LEWISTON, Maine (AP) -- A man who died this month at age 80 took a secret to his grave -- a secret that was discovered only after his family went through his belongings in a storage unit.
Inside an unplugged freezer, they found a set of human remains that investigators believe may be those of his girlfriend, who disappeared in 1983, when she was 29. Now investigators are trying to confirm the identity of the body, the cause of death and who may have been involved.
State police were awaiting results of an autopsy on Monday. DNA tests were under way to determine whether the body was that of Kitty Wardwell, who was last seen with boyfriend Frank Julian.
The gruesome discovery came as a shock to Lewiston residents including Jane Child, who knew Julian as a kind shop owner who'd allow customers to put items on layaway when they were short on money. It's difficult to reconcile that image with a potential killer who stashed a body in a freezer, she said.
“It just gives me the creeps,” Child said Monday while shopping at Blackie's Fruit Stand, near the store where Julian worked with one of his sons.
The storage unit was rented in 1992 by Julian, who died on Oct. 1. Back in 1983, Julian occasionally lived with Wardwell 100 miles (160 kilometers) away in Holden.
Julian told police in New Hampshire that he last saw Wardwell after an argument that June, when he dropped her off at a motel in Salem, New Hampshire, before returning to Maine, police said. She was reported missing the following month by a close friend.
A state police investigation indicated she was likely a victim of foul play in Maine. Because of that, the investigation officially remained open.
The freezer was inside a 10-by-10-foot(3-by-3-meter) storage unit at a Moore Self Storage Facility in Lewiston, where Julian dutifully paid in advance for the unit, coming around every three months to pay in person, owner Gary Boilard said. The last payment was made on Sept. 6, so the unit was rented through November, he said.

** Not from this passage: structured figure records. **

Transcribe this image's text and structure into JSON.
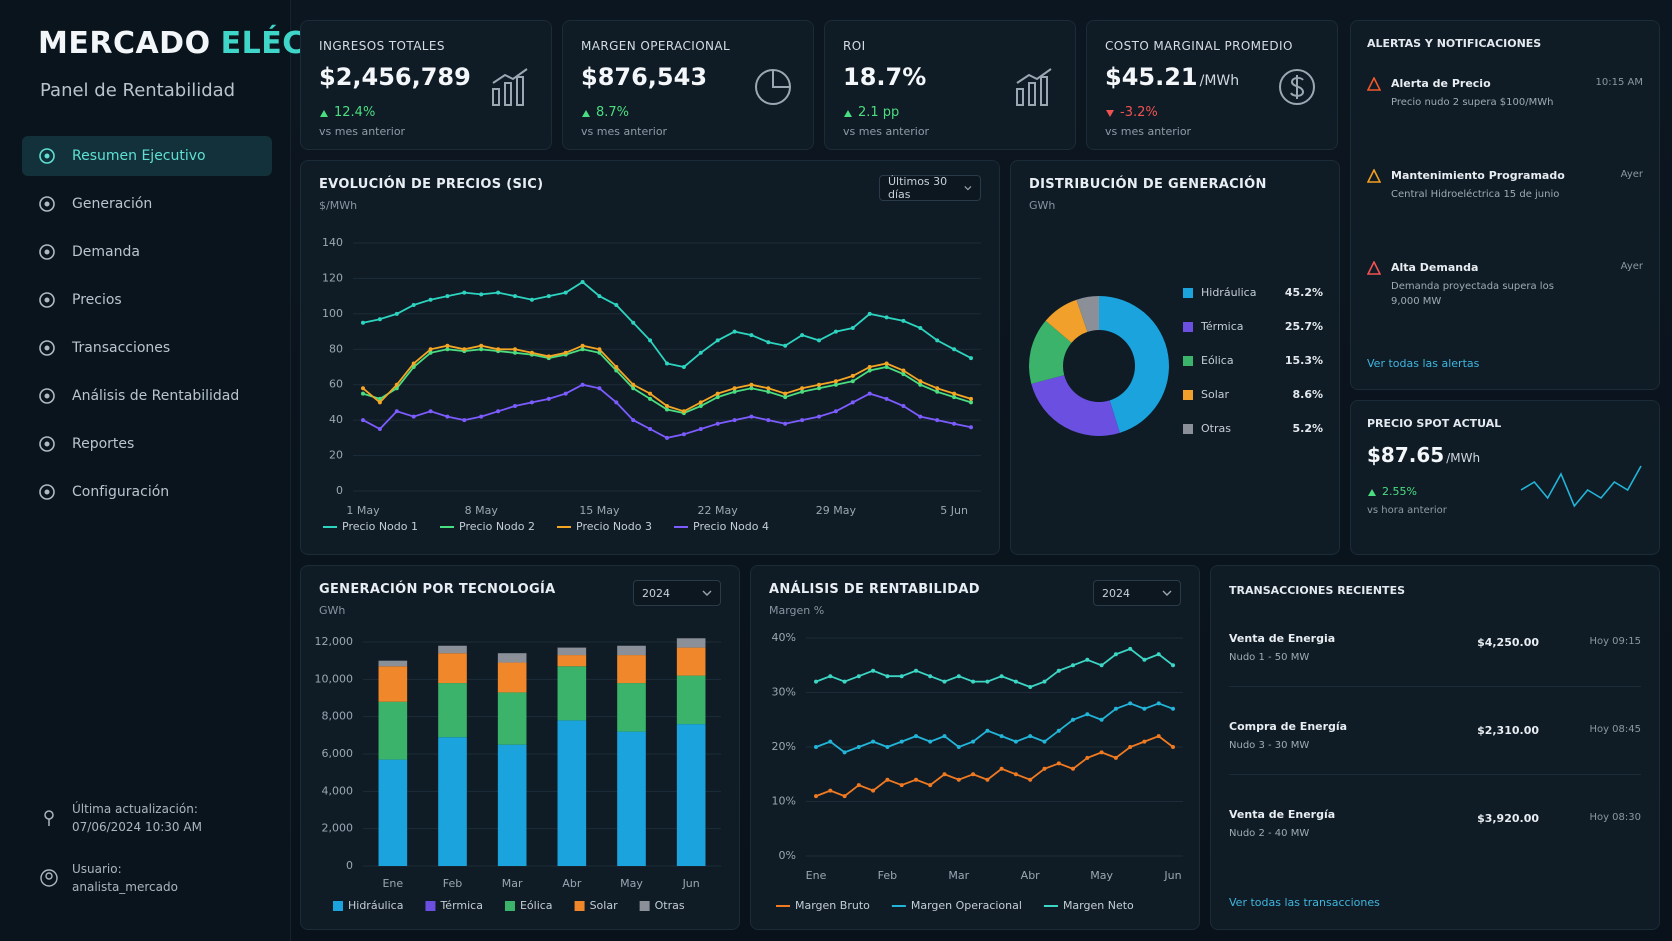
{
  "header": {
    "title_main": "MERCADO",
    "title_accent": "ELÉCTRICO",
    "subtitle": "Panel de Rentabilidad"
  },
  "sidebar": {
    "nav": [
      "Resumen Ejecutivo",
      "Generación",
      "Demanda",
      "Precios",
      "Transacciones",
      "Análisis de Rentabilidad",
      "Reportes",
      "Configuración"
    ],
    "active": 0,
    "last_update_label": "Última actualización:",
    "last_update": "07/06/2024 10:30 AM",
    "user_label": "Usuario:",
    "user": "analista_mercado"
  },
  "kpis": [
    {
      "title": "INGRESOS TOTALES",
      "value": "$2,456,789",
      "change": "12.4%",
      "direction": "up",
      "note": "vs mes anterior"
    },
    {
      "title": "MARGEN OPERACIONAL",
      "value": "$876,543",
      "change": "8.7%",
      "direction": "up",
      "note": "vs mes anterior"
    },
    {
      "title": "ROI",
      "value": "18.7%",
      "change": "2.1 pp",
      "direction": "up",
      "note": "vs mes anterior"
    },
    {
      "title": "COSTO MARGINAL PROMEDIO",
      "value": "$45.21",
      "unit": "/MWh",
      "change": "-3.2%",
      "direction": "down",
      "note": "vs mes anterior"
    }
  ],
  "alerts": {
    "title": "ALERTAS Y NOTIFICACIONES",
    "items": [
      {
        "title": "Alerta de Precio",
        "detail": "Precio nudo 2 supera $100/MWh",
        "time": "10:15 AM"
      },
      {
        "title": "Mantenimiento Programado",
        "detail": "Central Hidroeléctrica 15 de junio",
        "time": "Ayer"
      },
      {
        "title": "Alta Demanda",
        "detail": "Demanda proyectada supera los 9,000 MW",
        "time": "Ayer"
      }
    ],
    "link": "Ver todas las alertas"
  },
  "spot": {
    "title": "PRECIO SPOT ACTUAL",
    "value": "$87.65",
    "unit": "/MWh",
    "change": "2.55%",
    "note": "vs hora anterior",
    "sparkline": [
      5,
      6,
      4,
      7,
      3,
      5,
      4,
      6,
      5,
      8
    ]
  },
  "transactions": {
    "title": "TRANSACCIONES RECIENTES",
    "rows": [
      {
        "title": "Venta de Energia",
        "detail": "Nudo 1 - 50 MW",
        "amount": "$4,250.00",
        "time": "Hoy 09:15"
      },
      {
        "title": "Compra de Energía",
        "detail": "Nudo 3 - 30 MW",
        "amount": "$2,310.00",
        "time": "Hoy 08:45"
      },
      {
        "title": "Venta de Energía",
        "detail": "Nudo 2 - 40 MW",
        "amount": "$3,920.00",
        "time": "Hoy 08:30"
      }
    ],
    "link": "Ver todas las transacciones"
  },
  "chart_data": [
    {
      "type": "line",
      "title": "EVOLUCIÓN DE PRECIOS (SIC)",
      "y_label": "$/MWh",
      "dropdown": "Últimos 30 días",
      "categories": [
        "1 May",
        null,
        null,
        null,
        null,
        null,
        null,
        "8 May",
        null,
        null,
        null,
        null,
        null,
        null,
        "15 May",
        null,
        null,
        null,
        null,
        null,
        null,
        "22 May",
        null,
        null,
        null,
        null,
        null,
        null,
        "29 May",
        null,
        null,
        null,
        null,
        null,
        null,
        "5 Jun",
        null
      ],
      "series": [
        {
          "name": "Precio Nodo 1",
          "color": "#2dd4bf",
          "values": [
            95,
            97,
            100,
            105,
            108,
            110,
            112,
            111,
            112,
            110,
            108,
            110,
            112,
            118,
            110,
            105,
            95,
            85,
            72,
            70,
            78,
            85,
            90,
            88,
            84,
            82,
            88,
            85,
            90,
            92,
            100,
            98,
            96,
            92,
            85,
            80,
            75
          ]
        },
        {
          "name": "Precio Nodo 2",
          "color": "#4ade80",
          "values": [
            55,
            52,
            58,
            70,
            78,
            80,
            79,
            80,
            79,
            78,
            77,
            75,
            77,
            80,
            78,
            68,
            58,
            52,
            46,
            44,
            48,
            53,
            56,
            58,
            56,
            53,
            56,
            58,
            60,
            62,
            68,
            70,
            66,
            60,
            56,
            53,
            50
          ]
        },
        {
          "name": "Precio Nodo 3",
          "color": "#f5a524",
          "values": [
            58,
            50,
            60,
            72,
            80,
            82,
            80,
            82,
            80,
            80,
            78,
            76,
            78,
            82,
            80,
            70,
            60,
            55,
            48,
            45,
            50,
            55,
            58,
            60,
            58,
            55,
            58,
            60,
            62,
            65,
            70,
            72,
            68,
            62,
            58,
            55,
            52
          ]
        },
        {
          "name": "Precio Nodo 4",
          "color": "#7c5cff",
          "values": [
            40,
            35,
            45,
            42,
            45,
            42,
            40,
            42,
            45,
            48,
            50,
            52,
            55,
            60,
            58,
            50,
            40,
            35,
            30,
            32,
            35,
            38,
            40,
            42,
            40,
            38,
            40,
            42,
            45,
            50,
            55,
            52,
            48,
            42,
            40,
            38,
            36
          ]
        }
      ],
      "ylim": [
        0,
        140
      ],
      "yticks": [
        0,
        20,
        40,
        60,
        80,
        100,
        120,
        140
      ],
      "grid": true
    },
    {
      "type": "pie",
      "donut": true,
      "title": "DISTRIBUCIÓN DE GENERACIÓN",
      "subtitle": "GWh",
      "categories": [
        "Hidráulica",
        "Térmica",
        "Eólica",
        "Solar",
        "Otras"
      ],
      "values": [
        45.2,
        25.7,
        15.3,
        8.6,
        5.2
      ],
      "value_labels": [
        "45.2%",
        "25.7%",
        "15.3%",
        "8.6%",
        "5.2%"
      ],
      "colors": [
        "#1aa3dc",
        "#6a4fe0",
        "#3bb36a",
        "#f0a02b",
        "#8a8f98"
      ]
    },
    {
      "type": "bar",
      "stacked": true,
      "title": "GENERACIÓN POR TECNOLOGÍA",
      "y_label": "GWh",
      "dropdown": "2024",
      "categories": [
        "Ene",
        "Feb",
        "Mar",
        "Abr",
        "May",
        "Jun"
      ],
      "series": [
        {
          "name": "Hidráulica",
          "color": "#1aa3dc",
          "values": [
            5700,
            6900,
            6500,
            7800,
            7200,
            7600
          ]
        },
        {
          "name": "Térmica",
          "color": "#6a4fe0",
          "values": [
            0,
            0,
            0,
            0,
            0,
            0
          ]
        },
        {
          "name": "Eólica",
          "color": "#3bb36a",
          "values": [
            3100,
            2900,
            2800,
            2900,
            2600,
            2600
          ]
        },
        {
          "name": "Solar",
          "color": "#f0872b",
          "values": [
            1900,
            1600,
            1600,
            600,
            1500,
            1500
          ]
        },
        {
          "name": "Otras",
          "color": "#8a8f98",
          "values": [
            300,
            400,
            500,
            400,
            500,
            500
          ]
        }
      ],
      "ylim": [
        0,
        12000
      ],
      "yticks": [
        0,
        {
          "value": 2000,
          "label": "2,000"
        },
        {
          "value": 4000,
          "label": "4,000"
        },
        {
          "value": 6000,
          "label": "6,000"
        },
        {
          "value": 8000,
          "label": "8,000"
        },
        {
          "value": 10000,
          "label": "10,000"
        },
        {
          "value": 12000,
          "label": "12,000"
        }
      ],
      "grid": true
    },
    {
      "type": "line",
      "title": "ANÁLISIS DE RENTABILIDAD",
      "y_label": "Margen %",
      "dropdown": "2024",
      "categories": [
        "Ene",
        null,
        null,
        null,
        null,
        "Feb",
        null,
        null,
        null,
        null,
        "Mar",
        null,
        null,
        null,
        null,
        "Abr",
        null,
        null,
        null,
        null,
        "May",
        null,
        null,
        null,
        null,
        "Jun"
      ],
      "series": [
        {
          "name": "Margen Bruto",
          "color": "#f07a22",
          "values": [
            11,
            12,
            11,
            13,
            12,
            14,
            13,
            14,
            13,
            15,
            14,
            15,
            14,
            16,
            15,
            14,
            16,
            17,
            16,
            18,
            19,
            18,
            20,
            21,
            22,
            20
          ]
        },
        {
          "name": "Margen Operacional",
          "color": "#22b5d8",
          "values": [
            20,
            21,
            19,
            20,
            21,
            20,
            21,
            22,
            21,
            22,
            20,
            21,
            23,
            22,
            21,
            22,
            21,
            23,
            25,
            26,
            25,
            27,
            28,
            27,
            28,
            27
          ]
        },
        {
          "name": "Margen Neto",
          "color": "#3dd6c4",
          "values": [
            32,
            33,
            32,
            33,
            34,
            33,
            33,
            34,
            33,
            32,
            33,
            32,
            32,
            33,
            32,
            31,
            32,
            34,
            35,
            36,
            35,
            37,
            38,
            36,
            37,
            35
          ]
        }
      ],
      "ylim": [
        0,
        40
      ],
      "yticks": [
        {
          "value": 0,
          "label": "0%"
        },
        {
          "value": 10,
          "label": "10%"
        },
        {
          "value": 20,
          "label": "20%"
        },
        {
          "value": 30,
          "label": "30%"
        },
        {
          "value": 40,
          "label": "40%"
        }
      ],
      "grid": true
    }
  ]
}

The storage company's previous owner kept good records, indicating Julian rented the unit 19 years ago on Oct. 6, Boilard said.
Boilard described the situation as “bizarre.”
“How do you keep a secret that long?” he said.
The family was going through boxes inside the storage unit when the remains were discovered Friday, and half the unit was still filled with boxes when state police alerted Boilard.
“There were boxes on tops of boxes. From front to back, from top to bottom, it was full of boxes,” he said.
Other than the freezer, there was little else of interest stashed in the unit -- mostly household items, said Stephen McCausland, spokesman for the Maine Department of Public Safety.
Before Julian's death, he was working at a variety store with his son after closing his own store on Main Street. Before that, from 2001 to 2007, he'd run the One Stop Shop in a space he rented from Hubert Nadeau, selling T-shirts, Christmas decorations, knives and “just about anything,” Nadeau said.
Nadeau said he was surprised by the news of the body's discovery.
“He was a very nice guy,” Nadeau said Monday. “I had no idea what it was all about.”
Both Wardwell's and Julian's families are being kept in the loop on the investigation, and both families are cooperating, McCausland said. Dwight Collins, Wardwell's brother, said the family was awaiting further word on the body but declined to comment further. Other family members either couldn't be reached or declined to comment.
The process of determining the victim's identity could be time-consuming because of the condition of the body. Wardwell's family members have donated DNA samples that will be compared against DNA from the body, McCausland said.
Julian was 52 when Wardwell disappeared. An obituary in the Bangor Daily News described him as a former restaurateur and novelty salesman who played on John Bapst High School's 1948 championship football team.